Hollywood and Harrison Ford are about to put a rock 'em, sock 'em superstar twist on the travails of Dr. Richard Kimble in "The Fugitive."

But wait. Without David Janssen and the memorable 1960s television series built around Kimble's harrowing crucible, without that first ABC prime-time incarnation of "The Fugitive" and Kimble's taut cross-country tango with Lt. Gerard, without - of course - the one-armed man, Harrison Ford wouldn't even be having his twist party.

So let us pause briefly for a salute to the real deal.

For it was creator and producer Roy Huggins' innovative, four-year saga about an innocent Chicago physician wrongly convicted of his wife's murder that started it all.

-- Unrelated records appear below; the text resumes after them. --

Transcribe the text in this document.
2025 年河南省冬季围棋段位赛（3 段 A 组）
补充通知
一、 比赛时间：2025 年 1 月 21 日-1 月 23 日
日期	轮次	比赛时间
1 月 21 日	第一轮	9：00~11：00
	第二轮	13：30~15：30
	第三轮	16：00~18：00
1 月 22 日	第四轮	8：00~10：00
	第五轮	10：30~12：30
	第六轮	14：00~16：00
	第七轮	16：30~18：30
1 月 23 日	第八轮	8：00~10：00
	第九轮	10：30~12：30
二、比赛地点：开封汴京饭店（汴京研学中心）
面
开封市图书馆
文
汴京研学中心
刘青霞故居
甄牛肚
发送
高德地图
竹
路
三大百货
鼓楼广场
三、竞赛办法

In creating the drama of Kimble, Huggins reportedly was influenced by both the classic chase form of Victor Hugo's "Les Miserables" and the then-hot murder case of Cleveland osteopath Dr. Samuel H. Sheppard. Sheppard was convicted of murdering his wife, largely on circumstantial evidence, in 1954. He was retried in 1966, found not guilty, and freed.

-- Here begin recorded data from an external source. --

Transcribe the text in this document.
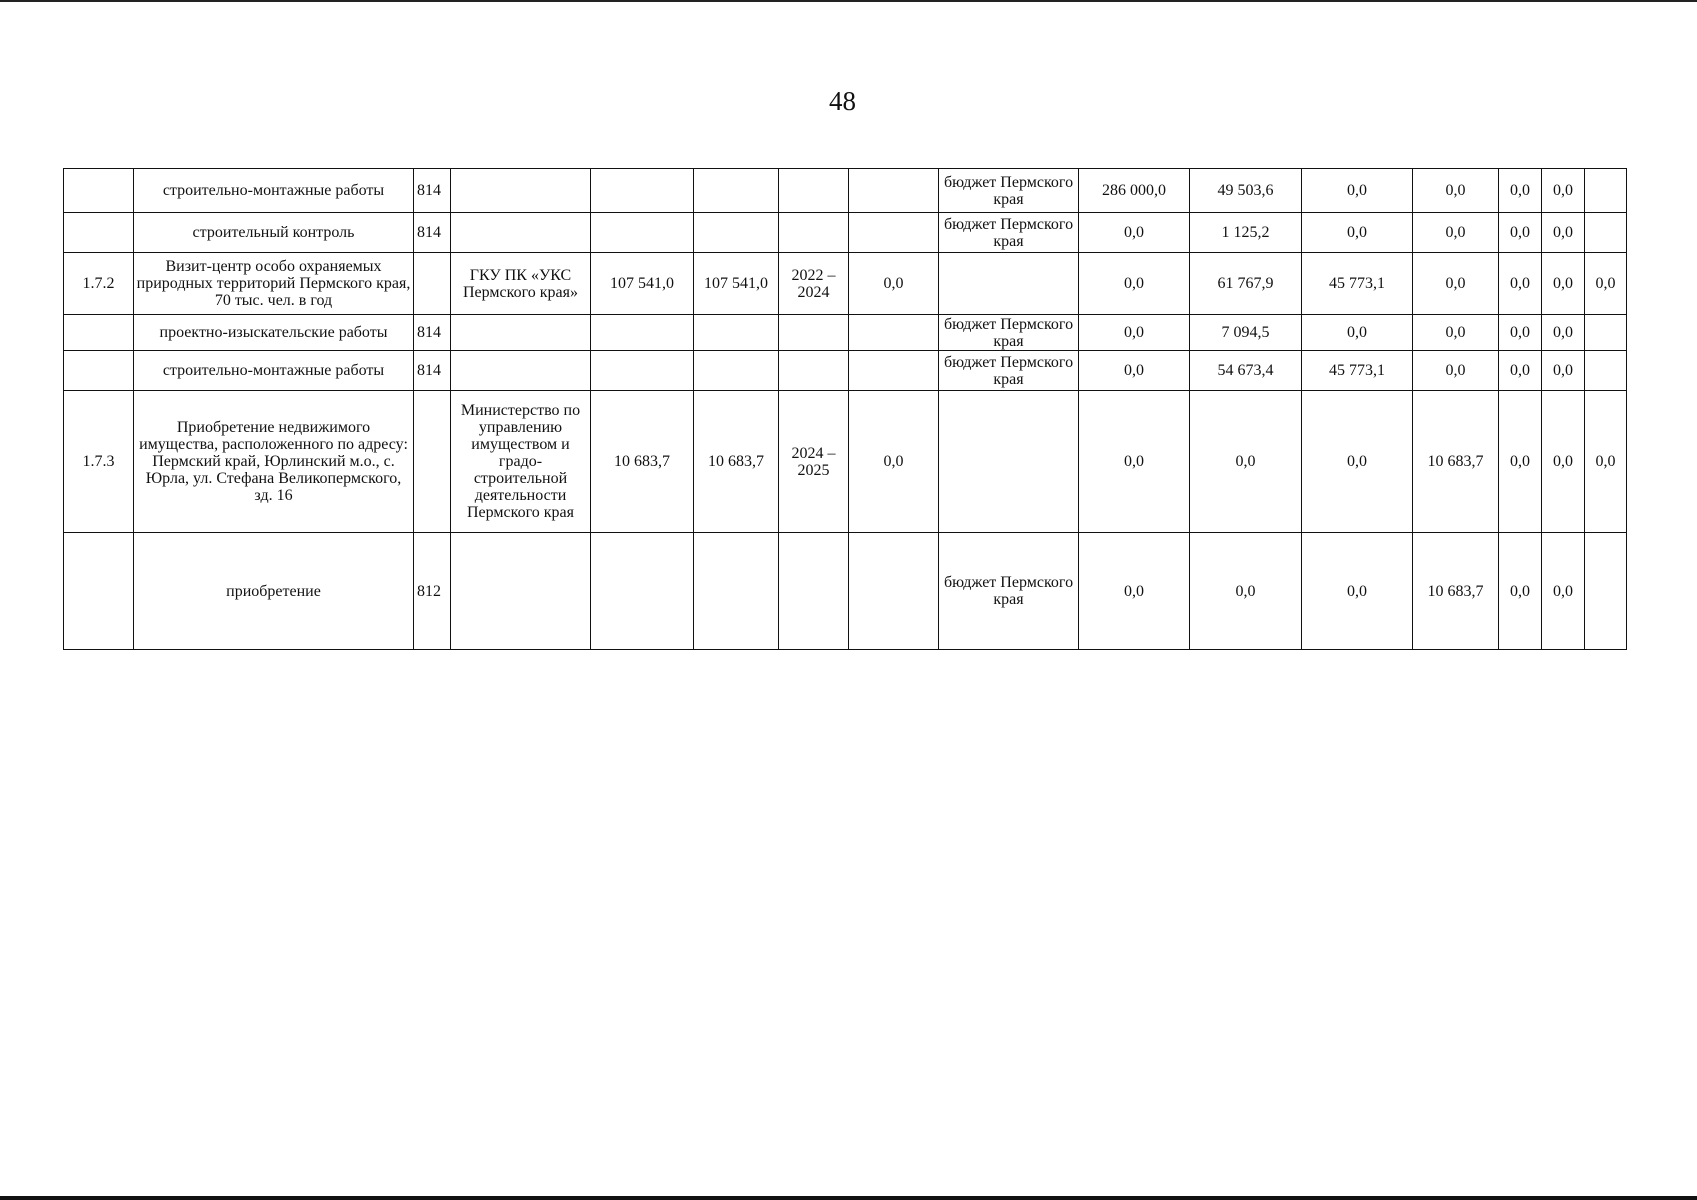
48
	строительно-монтажные работы	814						бюджет Пермского края	286 000,0	49 503,6	0,0	0,0	0,0	0,0	
	строительный контроль	814						бюджет Пермского края	0,0	1 125,2	0,0	0,0	0,0	0,0	
1.7.2	Визит-центр особо охраняемых природных территорий Пермского края, 70 тыс. чел. в год		ГКУ ПК «УКС Пермского края»	107 541,0	107 541,0	2022 – 2024	0,0		0,0	61 767,9	45 773,1	0,0	0,0	0,0	0,0
	проектно-изыскательские работы	814						бюджет Пермского края	0,0	7 094,5	0,0	0,0	0,0	0,0	
	строительно-монтажные работы	814						бюджет Пермского края	0,0	54 673,4	45 773,1	0,0	0,0	0,0	
1.7.3	Приобретение недвижимого имущества, расположенного по адресу: Пермский край, Юрлинский м.о., с. Юрла, ул. Стефана Великопермского, зд. 16		Министерство по управлению имуществом и градо-строительной деятельности Пермского края	10 683,7	10 683,7	2024 – 2025	0,0		0,0	0,0	0,0	10 683,7	0,0	0,0	0,0
	приобретение	812						бюджет Пермского края	0,0	0,0	0,0	10 683,7	0,0	0,0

As "The Fugitive" unfurled across 120 hour-long episodes between 1963 and 1967, America was swept up in Kimble's dogged, obsessive crusade to clear his name and track down his wife's real killer, the infamous one-armed man. It was a crusade that eventually led to a stunning climax, the sort of TV series end-game that had never been done before.

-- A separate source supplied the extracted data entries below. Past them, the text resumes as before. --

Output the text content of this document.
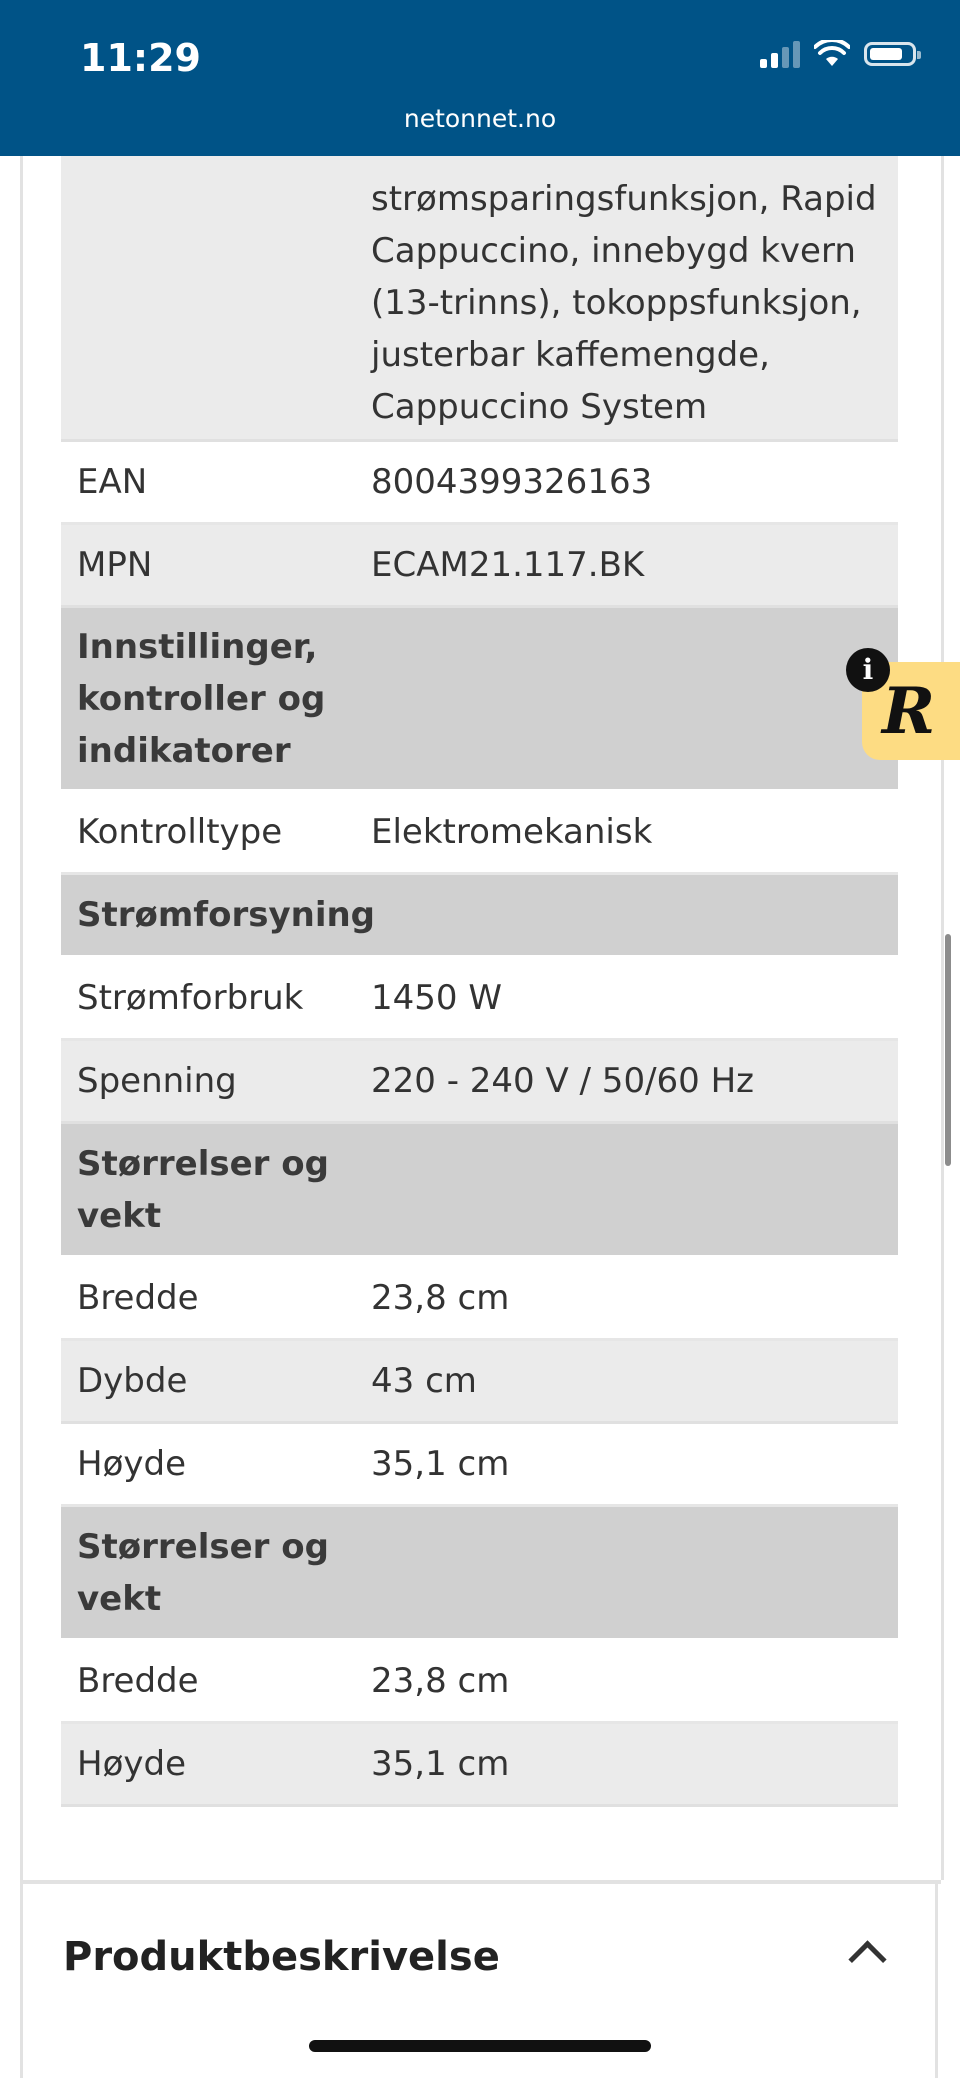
11:29
netonnet.no
strømsparingsfunksjon, Rapid
Cappuccino, innebygd kvern
(13-trinns), tokoppsfunksjon,
justerbar kaffemengde,
Cappuccino System
EAN	8004399326163
MPN	ECAM21.117.BK
Innstillinger,
kontroller og
indikatorer
Kontrolltype	Elektromekanisk
Strømforsyning
Strømforbruk	1450 W
Spenning	220 - 240 V / 50/60 Hz
Størrelser og
vekt
Bredde	23,8 cm
Dybde	43 cm
Høyde	35,1 cm
Størrelser og
vekt
Bredde	23,8 cm
Høyde	35,1 cm
R
i
Produktbeskrivelse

When that final installment of "The Fugitive" aired Aug. 29, 1967, it was the highest-rated series episode in TV history, seen by 45 million people - an astonishing 72 percent share of the viewing audience that wasn't surpassed until the "Who Shot J.R.?" episode of "Dallas" in 1980.

Now, besides a hellzapoppin' movie rebirth, "The Fugitive" is being feted by "The Fugitive Recaptured" (Pomegranate Press, $17.75), a trivia-packed book commemorating the 30th anniversary of the TV show's premiere. Kimble-o-philes, rejoice.

Also, TV Guide recently named "The Fugitive" the best drama series of the 1960s. And last week, Entertainment Weekly listed "The Fuge" as No. 6 on its list of TV's 101 most important prime-time shows of the past. ("The Mary Tyler Moore Show" was No. 1.) That put "The Fugitive" in the top slot among drama series, just ahead of "Star Trek."

So what's the Kimble connection? Why does "The Fugitive" still strike such a strong emotional chord?

Stephen King, author and super jock of best-selling shock, writes in the introduction to "The Fugitive Recaptured": "Everybody who watched `The Fugitive' could identify with Richard Kimble. David Janssen spoke for a whole generation of people - kids like me, who grew up feeling slightly alienated from all the values of our parents. We felt like fugitives in a sense."

Whatever you say, Steve.

But it is the late Janssen's portrayal of Richard Kimble, of course, which still haunts "The Fugitive." Out there on his own psycho-emotional Route 66, the handsome Kimble, with his sad, anxious eyes, moved from town to town as he crisscrossed the country. He took different jobs, assumed new identities, all the while dodging Gerard and searching for the one-armed man and justice.

Harrison Ford may glom onto the role of Dr. Richard Kimble with bravura style, but ultimately "The Fugitive" belongs to Janssen, spirit in the sky. Kimble's just on loan for a while.

(Material from Gannett News Service is included in this story.)